Zia’s eldest son, Ijaz ul-Haq, also believed that his father had been manipulated by the military into going to the tank demonstration. He told me that his father was in the midst of making major changes in the military hierarchy and saw no point in going to this tank demonstration. He then received “continued calls” from General Mahmud Durrani, who was on Beg’s staff, pressing him to be at the demonstration. The general said that the “Americans would consider it a slight” if he missed this event. So, despite his misgivings, he agreed to go. But according to U.S. Ambassador Robert Bigger Oakley, who in August 1988 had been the assistant to the president for Pakistan on the National Security Council, neither the U.S. embassy nor the military mission had pressed for Zia’s attendance. He also told me that Ambassador Raphel, his predecessor, made a snap decision twenty-four hours beforehand to fly on Pak One when he learned, to his surprise, that Zia would be aboard the plane. If so, Zia, like Rahman, had been misled by his advisors.

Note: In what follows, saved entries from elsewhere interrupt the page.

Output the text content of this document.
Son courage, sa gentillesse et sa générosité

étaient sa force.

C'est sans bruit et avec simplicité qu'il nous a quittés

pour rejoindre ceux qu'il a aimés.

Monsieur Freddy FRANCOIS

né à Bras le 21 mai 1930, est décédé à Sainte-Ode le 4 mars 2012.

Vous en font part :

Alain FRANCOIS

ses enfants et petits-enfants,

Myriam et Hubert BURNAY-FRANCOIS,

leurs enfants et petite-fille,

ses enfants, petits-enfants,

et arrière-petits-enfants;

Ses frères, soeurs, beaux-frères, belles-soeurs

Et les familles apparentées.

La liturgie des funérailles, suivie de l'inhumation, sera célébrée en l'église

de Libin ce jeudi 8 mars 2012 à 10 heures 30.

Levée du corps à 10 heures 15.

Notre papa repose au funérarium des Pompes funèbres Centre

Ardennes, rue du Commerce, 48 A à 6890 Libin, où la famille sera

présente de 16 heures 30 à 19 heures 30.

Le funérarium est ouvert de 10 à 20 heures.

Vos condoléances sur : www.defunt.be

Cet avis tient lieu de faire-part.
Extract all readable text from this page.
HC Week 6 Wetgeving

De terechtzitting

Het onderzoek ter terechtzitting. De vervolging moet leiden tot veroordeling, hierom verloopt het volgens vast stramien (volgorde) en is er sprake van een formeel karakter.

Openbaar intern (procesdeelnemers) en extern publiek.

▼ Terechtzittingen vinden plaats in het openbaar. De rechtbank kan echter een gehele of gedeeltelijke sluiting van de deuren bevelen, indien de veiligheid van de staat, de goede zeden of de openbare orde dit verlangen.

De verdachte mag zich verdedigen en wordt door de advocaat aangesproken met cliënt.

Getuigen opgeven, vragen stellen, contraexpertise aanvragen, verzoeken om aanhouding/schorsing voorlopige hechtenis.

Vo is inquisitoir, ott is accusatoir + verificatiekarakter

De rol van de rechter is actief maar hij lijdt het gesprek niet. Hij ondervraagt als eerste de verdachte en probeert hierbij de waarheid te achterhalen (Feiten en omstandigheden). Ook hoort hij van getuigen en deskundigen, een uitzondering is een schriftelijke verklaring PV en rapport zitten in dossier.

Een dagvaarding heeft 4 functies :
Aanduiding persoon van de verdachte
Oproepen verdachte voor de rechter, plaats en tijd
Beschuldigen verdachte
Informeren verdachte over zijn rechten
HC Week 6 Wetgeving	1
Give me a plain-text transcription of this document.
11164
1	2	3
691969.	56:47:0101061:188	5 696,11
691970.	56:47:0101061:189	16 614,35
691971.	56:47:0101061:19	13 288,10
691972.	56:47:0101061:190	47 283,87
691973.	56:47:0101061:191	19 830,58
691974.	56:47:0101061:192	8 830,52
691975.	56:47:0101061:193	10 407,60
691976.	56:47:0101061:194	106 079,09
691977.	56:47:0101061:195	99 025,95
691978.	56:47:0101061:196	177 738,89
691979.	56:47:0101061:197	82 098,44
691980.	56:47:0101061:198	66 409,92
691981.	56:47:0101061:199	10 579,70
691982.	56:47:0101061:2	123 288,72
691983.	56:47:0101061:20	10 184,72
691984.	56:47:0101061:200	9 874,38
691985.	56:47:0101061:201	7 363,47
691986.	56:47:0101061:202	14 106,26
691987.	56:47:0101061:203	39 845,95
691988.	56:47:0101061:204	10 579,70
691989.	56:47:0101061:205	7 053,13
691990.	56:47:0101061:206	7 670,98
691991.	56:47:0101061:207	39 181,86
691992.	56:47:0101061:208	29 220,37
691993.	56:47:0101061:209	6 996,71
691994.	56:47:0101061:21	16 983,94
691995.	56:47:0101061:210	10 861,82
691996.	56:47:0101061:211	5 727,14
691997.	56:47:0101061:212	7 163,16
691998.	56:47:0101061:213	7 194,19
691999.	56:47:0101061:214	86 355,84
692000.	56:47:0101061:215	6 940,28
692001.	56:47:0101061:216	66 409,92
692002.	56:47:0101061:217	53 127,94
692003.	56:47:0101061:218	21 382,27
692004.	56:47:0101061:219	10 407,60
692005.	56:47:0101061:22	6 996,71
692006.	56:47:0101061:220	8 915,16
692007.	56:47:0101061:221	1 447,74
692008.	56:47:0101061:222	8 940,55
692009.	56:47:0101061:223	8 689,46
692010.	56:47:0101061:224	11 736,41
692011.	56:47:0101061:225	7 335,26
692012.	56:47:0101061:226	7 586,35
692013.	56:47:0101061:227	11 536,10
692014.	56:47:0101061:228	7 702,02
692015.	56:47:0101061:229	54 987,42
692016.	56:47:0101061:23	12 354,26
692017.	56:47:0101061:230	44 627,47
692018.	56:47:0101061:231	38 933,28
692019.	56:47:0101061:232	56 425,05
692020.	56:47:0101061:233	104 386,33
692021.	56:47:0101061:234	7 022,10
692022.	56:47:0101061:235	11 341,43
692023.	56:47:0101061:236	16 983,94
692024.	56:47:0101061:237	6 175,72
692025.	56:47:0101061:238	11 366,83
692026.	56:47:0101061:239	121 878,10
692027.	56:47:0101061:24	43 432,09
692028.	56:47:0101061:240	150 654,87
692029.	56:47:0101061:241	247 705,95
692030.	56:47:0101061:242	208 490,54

The level of orchestration necessary to bring about this regime change, both before the crash and in effecting the cover-up after the crash, persuades me that this was an inside job by a Pakistani military cabal. The journalistic lesson in the Zia
case is that even when a government officially embargoes a subject, such as the Pakistan government did in this case, in a relatively porous country such as Pakistan, it is possible to get answers from low-level civil servants, such as air tower controllers, mortuary officers, and police officials.
CHAPTER 14
THE SUBMERGED SPY
On September 24, 1978, the
Brillig
, a thirty-one-foot sloop, was found off the western shore of Chesapeake Bay. No one was aboard the vessel. Its owner, and last known passenger, was John Arthur Paisley, a fifty-five-year-old former deputy director of the CIA’s Office of Strategic Research, who had worked on ultra-secret assessments of the CIA, such as “B Team,” a unit of the president’s foreign intelligence advisory board. In his last known communication from the boat, Paisley informed a friend, Mike Yohn, over the ship-to-shore radio that he had an important report to write. Aboard the
Brillig
, which Paisley had named from the “Jabberwocky” poem in Lewis Carroll’s book
Through the Looking Glass
, was a telephone directory from the CIA and other documents.